As always, in life, it’s all a matter of “show, don’t tell”.
In university, the playwright Oscar Wilde, a notorious and entirely unapologetic lover of men, was ambushed by four students who attacked him. An experience boxer and an excellent rower, Wilde successfully fought the four young men off. He stood his ground and they retreated, badly humiliated and pummeled by a man they had regarded an easy target.
People can tell you whatever they hell they wish to tell you, and it is up to you whether or not to beliebve them. Self-worth and self-confidence is, ultimately, something innate — it has to come from a place deep inside yourself. A part of you that knows that you are a capable man, the very core of what makes you who you are. Your core, if you will. You can steel it through hardship, through experience, exercise. Sooner or later, it will be put to the test. And that’s when the world will weigh you, and find you either are the man you thought you were, or found lacking…

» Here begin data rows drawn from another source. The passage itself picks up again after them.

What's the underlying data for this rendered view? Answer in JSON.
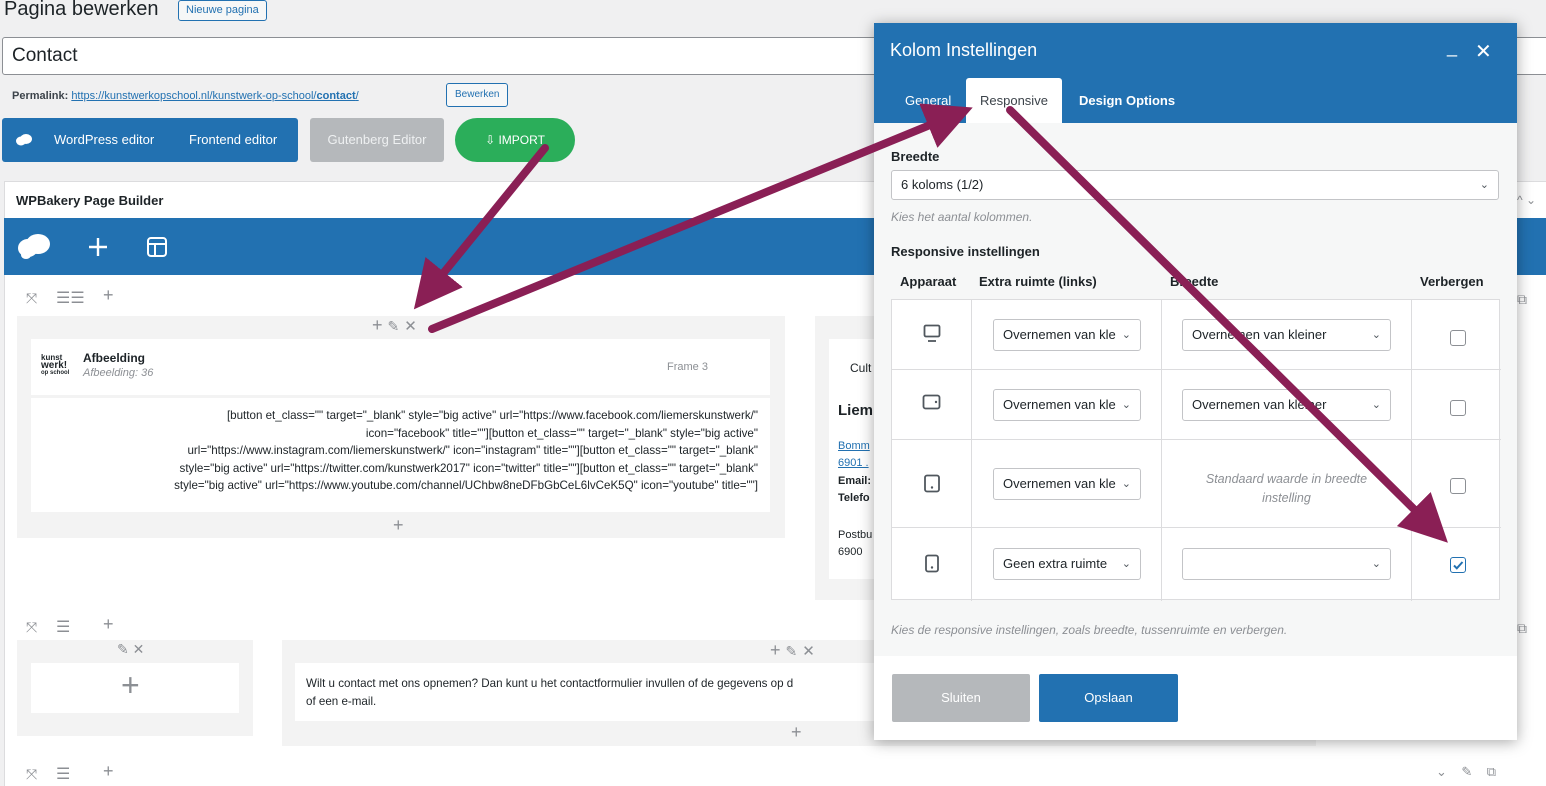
{
  "header": {
    "title": "Pagina bewerken",
    "new_page": "Nieuwe pagina",
    "post_title": "Contact",
    "permalink_label": "Permalink:",
    "permalink_base": "https://kunstwerkopschool.nl/kunstwerk-op-school/",
    "permalink_slug": "contact",
    "permalink_end": "/",
    "permalink_edit": "Bewerken"
  },
  "editor_switch": {
    "wp_editor": "WordPress editor",
    "frontend_editor": "Frontend editor",
    "gutenberg": "Gutenberg Editor",
    "import": "IMPORT"
  },
  "builder": {
    "title": "WPBakery Page Builder",
    "image_element": {
      "logo_text_1": "kunst",
      "logo_text_2": "werk!",
      "logo_text_3": "op school",
      "name": "Afbeelding",
      "sub": "Afbeelding: 36",
      "frame": "Frame 3"
    },
    "shortcode_lines": [
      "[button et_class=\"\" target=\"_blank\" style=\"big active\" url=\"https://www.facebook.com/liemerskunstwerk/\"",
      "icon=\"facebook\" title=\"\"][button et_class=\"\" target=\"_blank\" style=\"big active\"",
      "url=\"https://www.instagram.com/liemerskunstwerk/\" icon=\"instagram\" title=\"\"][button et_class=\"\" target=\"_blank\"",
      "style=\"big active\" url=\"https://twitter.com/kunstwerk2017\" icon=\"twitter\" title=\"\"][button et_class=\"\" target=\"_blank\"",
      "style=\"big active\" url=\"https://www.youtube.com/channel/UChbw8neDFbGbCeL6lvCeK5Q\" icon=\"youtube\" title=\"\"]"
    ],
    "partial_col": {
      "l1": "Cult",
      "l2": "Liem",
      "l3": "Bomm",
      "l4": "6901 .",
      "l5": "Email:",
      "l6": "Telefo",
      "l7": "Postbu",
      "l8": "6900"
    },
    "contact_text_1": "Wilt u contact met ons opnemen? Dan kunt u het contactformulier invullen of de gegevens op d",
    "contact_text_2": "of een e-mail."
  },
  "modal": {
    "title": "Kolom Instellingen",
    "tabs": [
      "General",
      "Responsive",
      "Design Options"
    ],
    "breedte_label": "Breedte",
    "breedte_value": "6 koloms (1/2)",
    "breedte_help": "Kies het aantal kolommen.",
    "responsive_label": "Responsive instellingen",
    "columns": [
      "Apparaat",
      "Extra ruimte (links)",
      "Breedte",
      "Verbergen"
    ],
    "rows": [
      {
        "device": "desktop-icon",
        "offset": "Overnemen van kle",
        "width": "Overnemen van kleiner",
        "hide": false
      },
      {
        "device": "tablet-landscape-icon",
        "offset": "Overnemen van kle",
        "width": "Overnemen van kleiner",
        "hide": false
      },
      {
        "device": "tablet-portrait-icon",
        "offset": "Overnemen van kle",
        "width_note": "Standaard waarde in breedte instelling",
        "hide": false
      },
      {
        "device": "mobile-icon",
        "offset": "Geen extra ruimte",
        "width": "",
        "hide": true
      }
    ],
    "responsive_help": "Kies de responsive instellingen, zoals breedte, tussenruimte en verbergen.",
    "close": "Sluiten",
    "save": "Opslaan"
  },
  "colors": {
    "brand_blue": "#2271b1",
    "import_green": "#2bae5a",
    "arrow": "#8a1f55"
  }
}
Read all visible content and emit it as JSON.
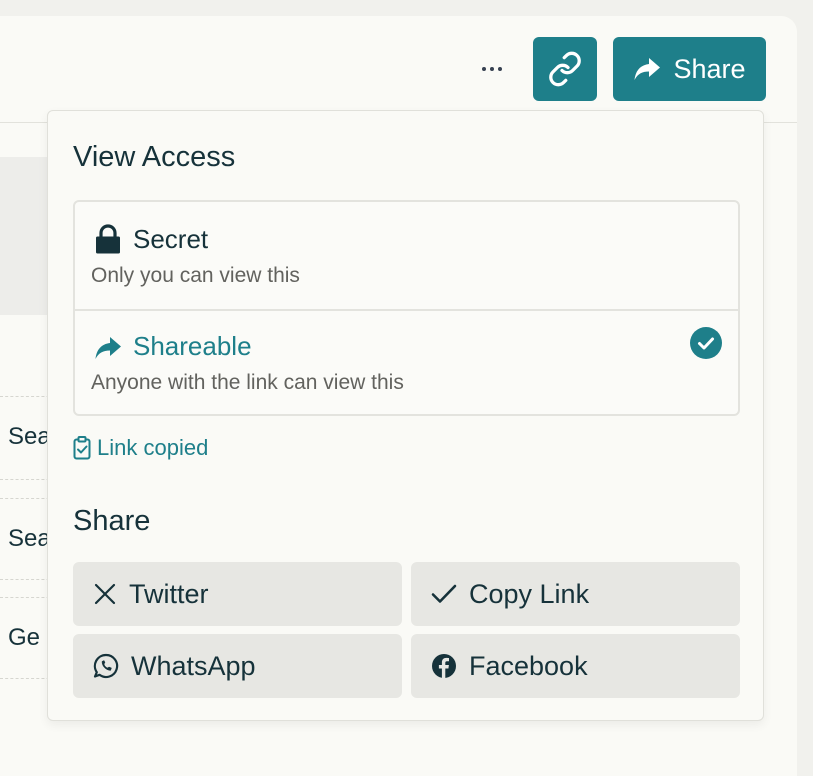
{
  "header": {
    "share_label": "Share",
    "more_icon": "more-horizontal-icon",
    "link_icon": "link-icon",
    "share_icon": "share-arrow-icon"
  },
  "background_rows": [
    "Sea",
    "Sea",
    "Ge"
  ],
  "view_access": {
    "title": "View Access",
    "options": [
      {
        "label": "Secret",
        "description": "Only you can view this",
        "icon": "lock-icon",
        "selected": false
      },
      {
        "label": "Shareable",
        "description": "Anyone with the link can view this",
        "icon": "share-arrow-icon",
        "selected": true
      }
    ],
    "link_copied": "Link copied"
  },
  "share": {
    "title": "Share",
    "buttons": [
      {
        "label": "Twitter",
        "icon": "x-twitter-icon"
      },
      {
        "label": "Copy Link",
        "icon": "checkmark-icon"
      },
      {
        "label": "WhatsApp",
        "icon": "whatsapp-icon"
      },
      {
        "label": "Facebook",
        "icon": "facebook-icon"
      }
    ]
  },
  "colors": {
    "accent": "#1e7f8a",
    "text": "#16323a",
    "muted": "#62625e",
    "button_bg": "#e7e7e3"
  }
}
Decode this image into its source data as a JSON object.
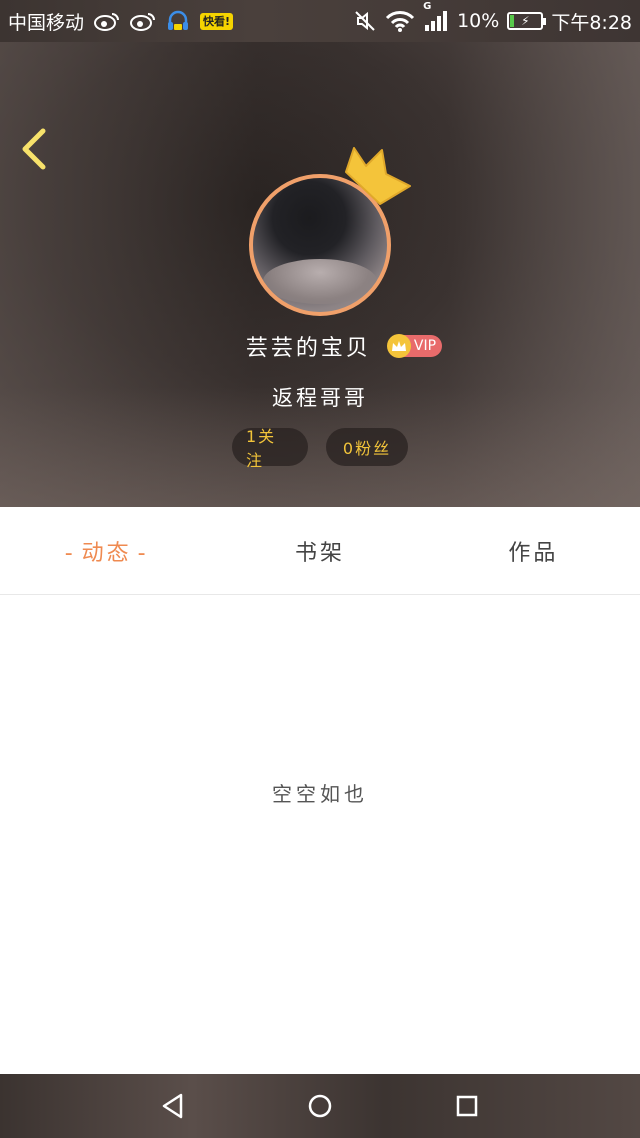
{
  "status_bar": {
    "carrier": "中国移动",
    "notification_icons": [
      "weibo-icon",
      "weibo-icon",
      "headset-icon",
      "kuaikan-icon"
    ],
    "kuaikan_label": "快看!",
    "network_type": "G",
    "battery_percent": "10%",
    "battery_level": 0.1,
    "time": "下午8:28"
  },
  "profile": {
    "name": "芸芸的宝贝",
    "vip_label": "VIP",
    "subtitle": "返程哥哥",
    "follow_count_label": "1关注",
    "fans_count_label": "0粉丝",
    "accent_color": "#ef8a50",
    "avatar_border_color": "#f0a06a",
    "stats_text_color": "#f2c43a"
  },
  "tabs": [
    {
      "label": "动态",
      "active": true
    },
    {
      "label": "书架",
      "active": false
    },
    {
      "label": "作品",
      "active": false
    }
  ],
  "empty_state": {
    "text": "空空如也"
  },
  "nav_bar": {
    "buttons": [
      "back-triangle-icon",
      "home-circle-icon",
      "recents-square-icon"
    ]
  }
}
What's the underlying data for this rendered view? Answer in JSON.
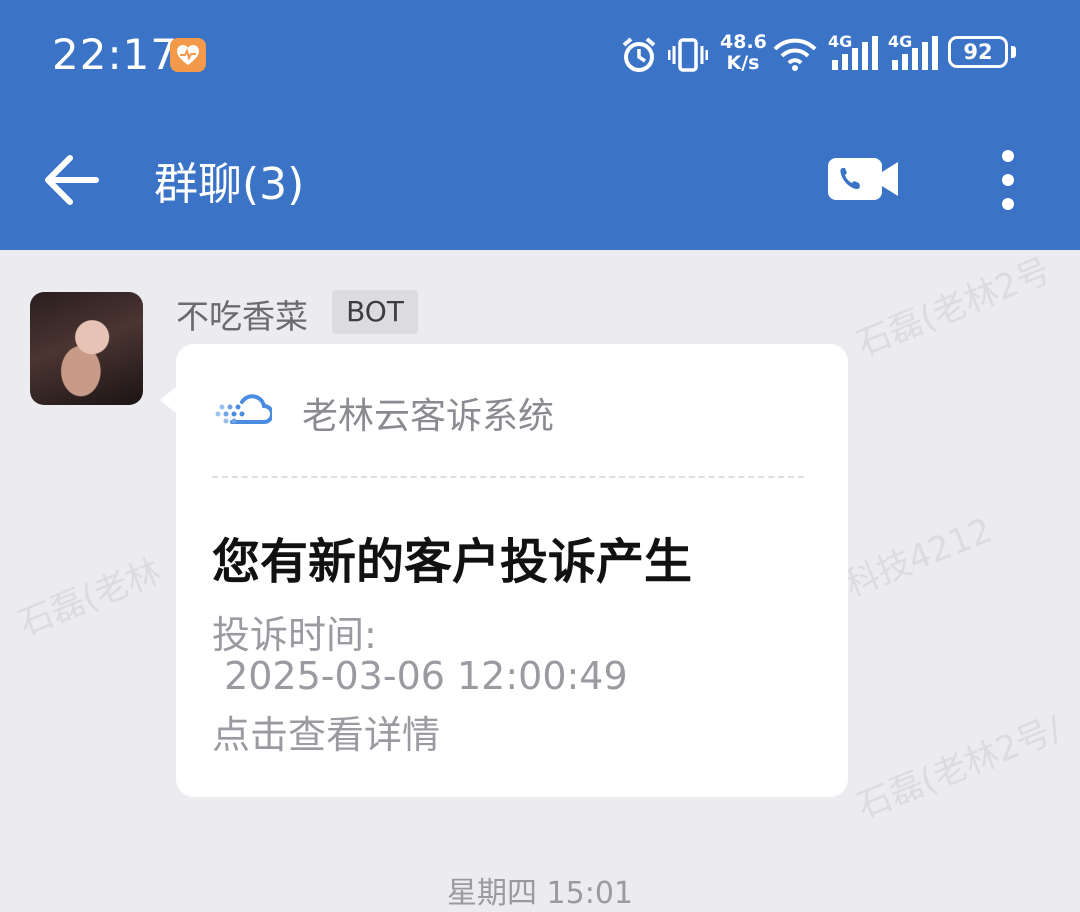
{
  "status_bar": {
    "time": "22:17",
    "net_speed_value": "48.6",
    "net_speed_unit": "K/s",
    "signal_1": "4G",
    "signal_2": "4G",
    "battery": "92"
  },
  "header": {
    "title": "群聊(3)"
  },
  "message": {
    "sender": "不吃香菜",
    "badge": "BOT",
    "card": {
      "system_name": "老林云客诉系统",
      "title": "您有新的客户投诉产生",
      "time_label": "投诉时间:",
      "time_value": " 2025-03-06 12:00:49",
      "action": "点击查看详情"
    }
  },
  "date_separator": "星期四 15:01",
  "watermarks": [
    "石磊(老林2号",
    "石磊(老林",
    "科技4212",
    "石磊(老林2号/"
  ],
  "colors": {
    "header_bg": "#3b74c6",
    "page_bg": "#ececf0",
    "card_bg": "#ffffff",
    "accent": "#4a8ce0"
  }
}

People have the “right” to tell you what they wish to tell you. And you, yourself, have the right to show them wrong, if you can. As for what makes a man a “real man”, the jury isn’t out on that. I say, it is any man who can stand his ground and take care of himself when push comes to shove and fists start swinging. Some men flee, some men freeze, and some men fight. Only one of these three categories of men will look at themselves in the mirror once danger leaves and do so with pride, liking what they see. Be that type of man. Or die trying.